Mereka harus melawan robot raksasa milik KDF yang dikendalikan oleh Dr. Onda. Meskipun terbilang cukup singkat, serangkaian pertarungan klimaks ini sangat memuaskan, baik dari segi visual maupun intensitas koreografinya.
5. Beberapa Karakter yang tidak dapat Porsi Lebih
Di sela-sela serangkaian konflik cerita, ada karakter wartawan wanita bernama Ami Wakita yang juga ikut berperan dalam perkembangan mental Ken. Namun sangat disayangkan bahwa karakter ini tidak mendapatkan eksplorasi lebih jauh lagi dalam plotnya.
Padahal sosok ini memiliki potensi agar ceritanya memiliki sisi lain yang bisa menjadi bumbu tersendiri. Misalnya saja sosok Ken yang mulai tertarik dengan Ami Wakita, atau setidaknya Ami Wakita yang terlibat inti konflik yang kemudian membantu Ken secara langsung merawat sang bayi kaiju.
Selain itu, hubungan Dr. Onda dengan ayahnya Ken juga kurang mendapat eksplorasi lebih jauh. Di film ini ayah Ken hanya menceritakan bahwa ia sudah mengenal Dr. Onda sejak dulu. Meskipun terdapat petunjuk bahwa dulunya ayah Ken dan Dr. Onda adalah sama-sama seorang ilmuwan di KDF.
6. Pertanyaan yang Belum Terjawab
Kita semua setuju bahwa Emiko Sato atau ibunya Ken, menjadi salah satu faktor utama yang mempengaruhi perkembangan karakter Ken Sato, baik saat dia menjadi dirinya sendiri maupun saat dia menjadi Ultraman.
Tampaknya agak aneh jika tidak ada penjelasan apa yang terjadi dengan ibu Ken Sato mengingat pentingnya perannya.

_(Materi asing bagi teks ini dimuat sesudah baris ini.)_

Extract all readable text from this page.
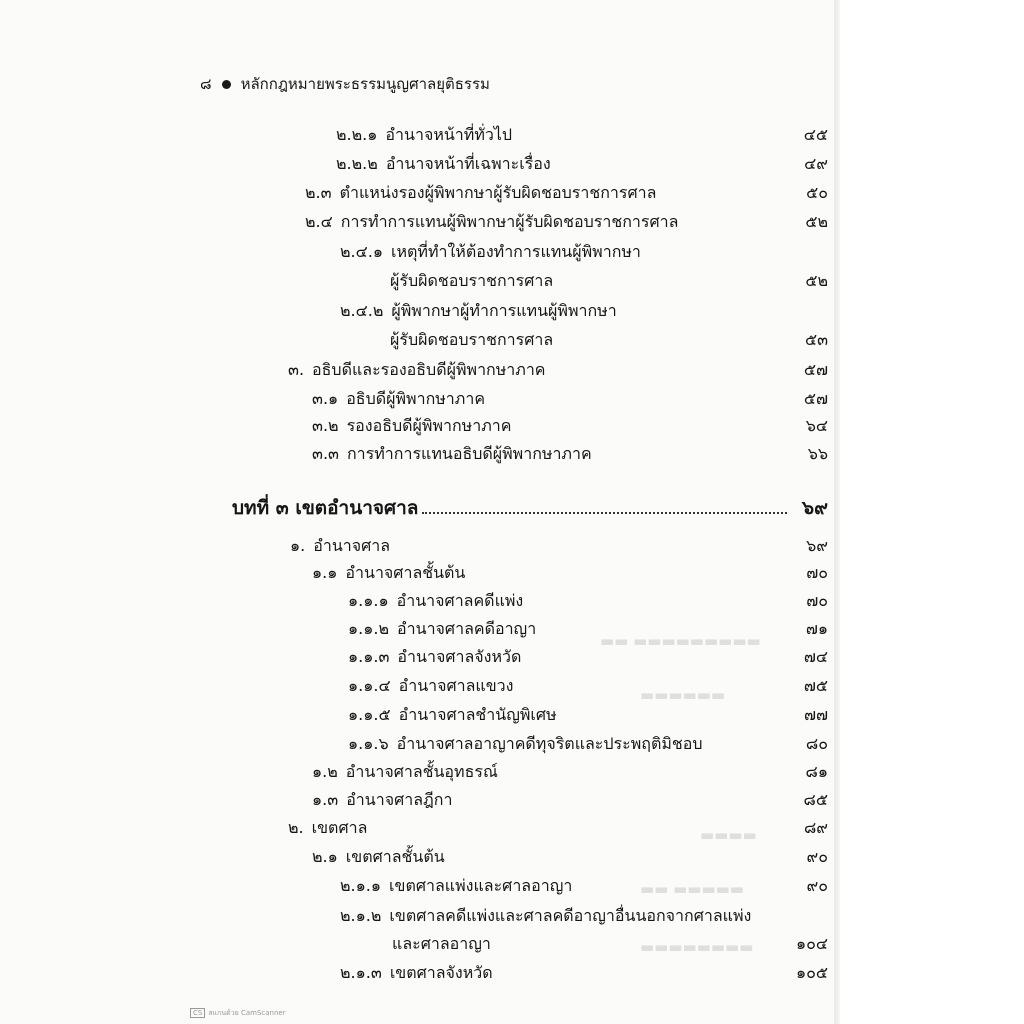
▬▬ ▬▬▬▬▬▬▬▬▬
▬▬▬▬▬▬
▬▬▬▬
▬▬ ▬▬▬▬▬
▬▬▬▬▬▬▬▬
๘ หลักกฎหมายพระธรรมนูญศาลยุติธรรม
๒.๒.๑ อำนาจหน้าที่ทั่วไป	๔๕
๒.๒.๒ อำนาจหน้าที่เฉพาะเรื่อง	๔๙
๒.๓ ตำแหน่งรองผู้พิพากษาผู้รับผิดชอบราชการศาล	๕๐
๒.๔ การทำการแทนผู้พิพากษาผู้รับผิดชอบราชการศาล	๕๒
๒.๔.๑ เหตุที่ทำให้ต้องทำการแทนผู้พิพากษา
ผู้รับผิดชอบราชการศาล	๕๒
๒.๔.๒ ผู้พิพากษาผู้ทำการแทนผู้พิพากษา
ผู้รับผิดชอบราชการศาล	๕๓
๓. อธิบดีและรองอธิบดีผู้พิพากษาภาค	๕๗
๓.๑ อธิบดีผู้พิพากษาภาค	๕๗
๓.๒ รองอธิบดีผู้พิพากษาภาค	๖๔
๓.๓ การทำการแทนอธิบดีผู้พิพากษาภาค	๖๖
บทที่ ๓ เขตอำนาจศาล	๖๙
๑. อำนาจศาล	๖๙
๑.๑ อำนาจศาลชั้นต้น	๗๐
๑.๑.๑ อำนาจศาลคดีแพ่ง	๗๐
๑.๑.๒ อำนาจศาลคดีอาญา	๗๑
๑.๑.๓ อำนาจศาลจังหวัด	๗๔
๑.๑.๔ อำนาจศาลแขวง	๗๕
๑.๑.๕ อำนาจศาลชำนัญพิเศษ	๗๗
๑.๑.๖ อำนาจศาลอาญาคดีทุจริตและประพฤติมิชอบ	๘๐
๑.๒ อำนาจศาลชั้นอุทธรณ์	๘๑
๑.๓ อำนาจศาลฎีกา	๘๕
๒. เขตศาล	๘๙
๒.๑ เขตศาลชั้นต้น	๙๐
๒.๑.๑ เขตศาลแพ่งและศาลอาญา	๙๐
๒.๑.๒ เขตศาลคดีแพ่งและศาลคดีอาญาอื่นนอกจากศาลแพ่ง
และศาลอาญา	๑๐๔
๒.๑.๓ เขตศาลจังหวัด	๑๐๕
CS สแกนด้วย CamScanner
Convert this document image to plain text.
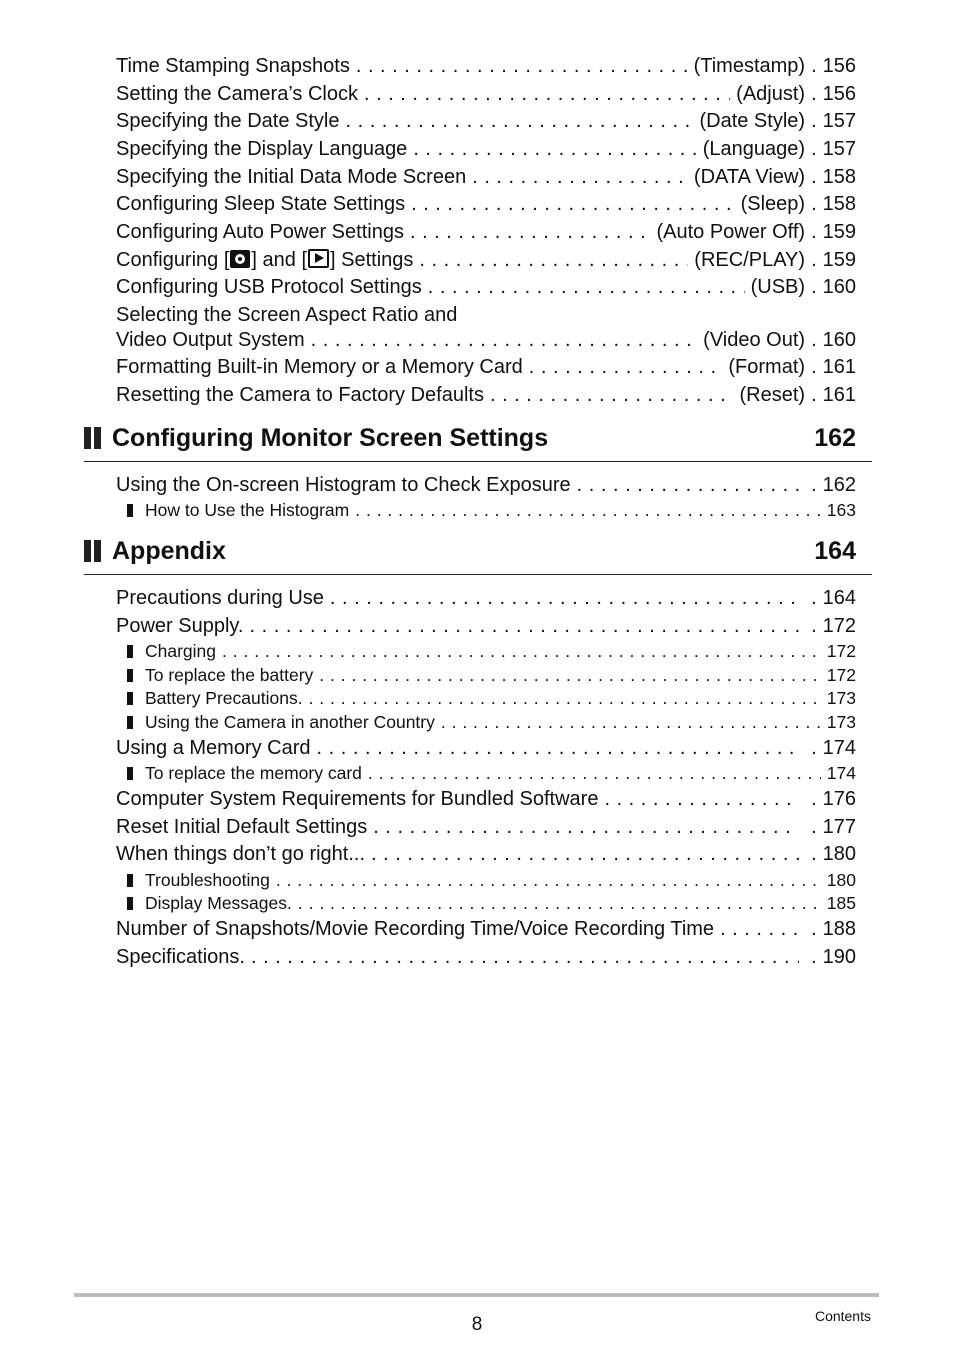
Time Stamping Snapshots . . .	(Timestamp) . 156
Setting the Camera’s Clock . . .	(Adjust) . 156
Specifying the Date Style . . .	(Date Style) . 157
Specifying the Display Language . . .	(Language) . 157
Specifying the Initial Data Mode Screen . . .	(DATA View) . 158
Configuring Sleep State Settings . . .	(Sleep) . 158
Configuring Auto Power Settings . . .	(Auto Power Off) . 159
Configuring [ ] and [ ] Settings . . .	(REC/PLAY) . 159
Configuring USB Protocol Settings . . .	(USB) . 160
Selecting the Screen Aspect Ratio and
Video Output System . . .	(Video Out) . 160
Formatting Built-in Memory or a Memory Card . . .	(Format) . 161
Resetting the Camera to Factory Defaults . . .	(Reset) . 161
Configuring Monitor Screen Settings	162
Using the On-screen Histogram to Check Exposure . . .	. 162
How to Use the Histogram . . .	163
Appendix	164
Precautions during Use . . .	. 164
Power Supply. . . .	. 172
Charging . . .	172
To replace the battery . . .	172
Battery Precautions. . . .	173
Using the Camera in another Country . . .	173
Using a Memory Card . . .	. 174
To replace the memory card . . .	174
Computer System Requirements for Bundled Software . . .	. 176
Reset Initial Default Settings . . .	. 177
When things don’t go right... . . .	. 180
Troubleshooting . . .	180
Display Messages. . . .	185
Number of Snapshots/Movie Recording Time/Voice Recording Time . . .	. 188
Specifications. . . .	. 190
8	Contents
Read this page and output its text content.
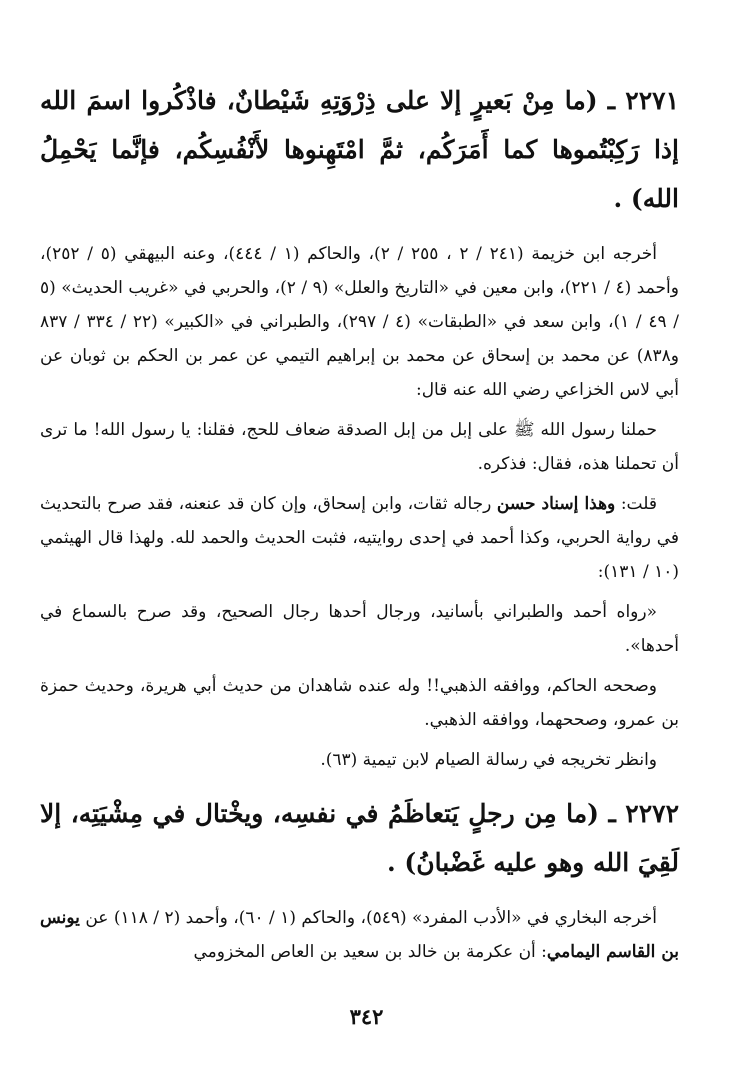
٢٢٧١ ـ (ما مِنْ بَعيرٍ إلا على ذِرْوَتِهِ شَيْطانٌ، فاذْكُروا اسمَ الله إذا رَكِبْتُموها كما أَمَرَكُم، ثمَّ امْتَهِنوها لأَنْفُسِكُم، فإنَّما يَحْمِلُ الله) .

أخرجه ابن خزيمة (٢٤١ / ٢ ، ٢٥٥ / ٢)، والحاكم (١ / ٤٤٤)، وعنه البيهقي (٥ / ٢٥٢)، وأحمد (٤ / ٢٢١)، وابن معين في «التاريخ والعلل» (٩ / ٢)، والحربي في «غريب الحديث» (٥ / ٤٩ / ١)، وابن سعد في «الطبقات» (٤ / ٢٩٧)، والطبراني في «الكبير» (٢٢ / ٣٣٤ / ٨٣٧ و٨٣٨) عن محمد بن إسحاق عن محمد بن إبراهيم التيمي عن عمر بن الحكم بن ثوبان عن أبي لاس الخزاعي رضي الله عنه قال:

حملنا رسول الله ﷺ على إبل من إبل الصدقة ضعاف للحج، فقلنا: يا رسول الله! ما ترى أن تحملنا هذه، فقال: فذكره.

قلت: وهذا إسناد حسن رجاله ثقات، وابن إسحاق، وإن كان قد عنعنه، فقد صرح بالتحديث في رواية الحربي، وكذا أحمد في إحدى روايتيه، فثبت الحديث والحمد لله. ولهذا قال الهيثمي (١٠ / ١٣١):

«رواه أحمد والطبراني بأسانيد، ورجال أحدها رجال الصحيح، وقد صرح بالسماع في أحدها».

وصححه الحاكم، ووافقه الذهبي!! وله عنده شاهدان من حديث أبي هريرة، وحديث حمزة بن عمرو، وصححهما، ووافقه الذهبي.

وانظر تخريجه في رسالة الصيام لابن تيمية (٦٣).

٢٢٧٢ ـ (ما مِن رجلٍ يَتعاظَمُ في نفسِه، ويخْتال في مِشْيَتِه، إلا لَقِيَ الله وهو عليه غَضْبانُ) .

أخرجه البخاري في «الأدب المفرد» (٥٤٩)، والحاكم (١ / ٦٠)، وأحمد (٢ / ١١٨) عن يونس بن القاسم اليمامي: أن عكرمة بن خالد بن سعيد بن العاص المخزومي

٣٤٢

Namun, dengan melihat adegan credit scene, dapat dipastikan bahwa ada sekuel dari film ini yang akan menjelaskan hal tersebut dan mengungkap keberadaan Emiko Sato.
Kemudian, apakah sosok Dr. Onda mengetahui bahwa ayahnya Ken adalah Ultraman? Apakah Dr. Onda mengetahui bahwa ayahnya Ken masih hidup?
Selanjutnya pertanyaan yang mungkin paling penting dan mendasar ialah asal-usul dari Ultraman di film ini. Apakah mereka berasal dari planet M78 atau justru mereka menggunakan sebuah teknologi tertentu untuk berubah menjadi Ultraman?
7. Film yang Menghibur
Sebagai kesimpulan untuk review Ultraman Rising ini, menurut kami film ini sangat menjadi rekomendasi buat kalian yang ingin mencari film yang ringan dan menghibur.
Plot cerita film ini memang cukup kilse dan bisa ditebak arahnya ke mana, namun hal itu justru bukanlah sebuah masalah yang berarti. Film ini sukses menciptakan rasa nostalgia bagi para penggemar Ultraman.
Selain itu, film ini tidak hanya ditujukan untuk penggemar Ultraman saja tetapi juga untuk semua kalangan. Terlebih lagi, film ini mengangkat tema keluarga yang siapa saja bisa menikmatinya.
Menurut kami, Ultraman: Rising adalah salah satu film animasi terbaik yang pernah ada. Sulit rasanya untuk bisa percaya bahwa Ultraman mampu menghadirkan kisah yang begitu emosional dan penuh kehangatan. Rating kami untuk film Ultraman Rising adalah 8/10.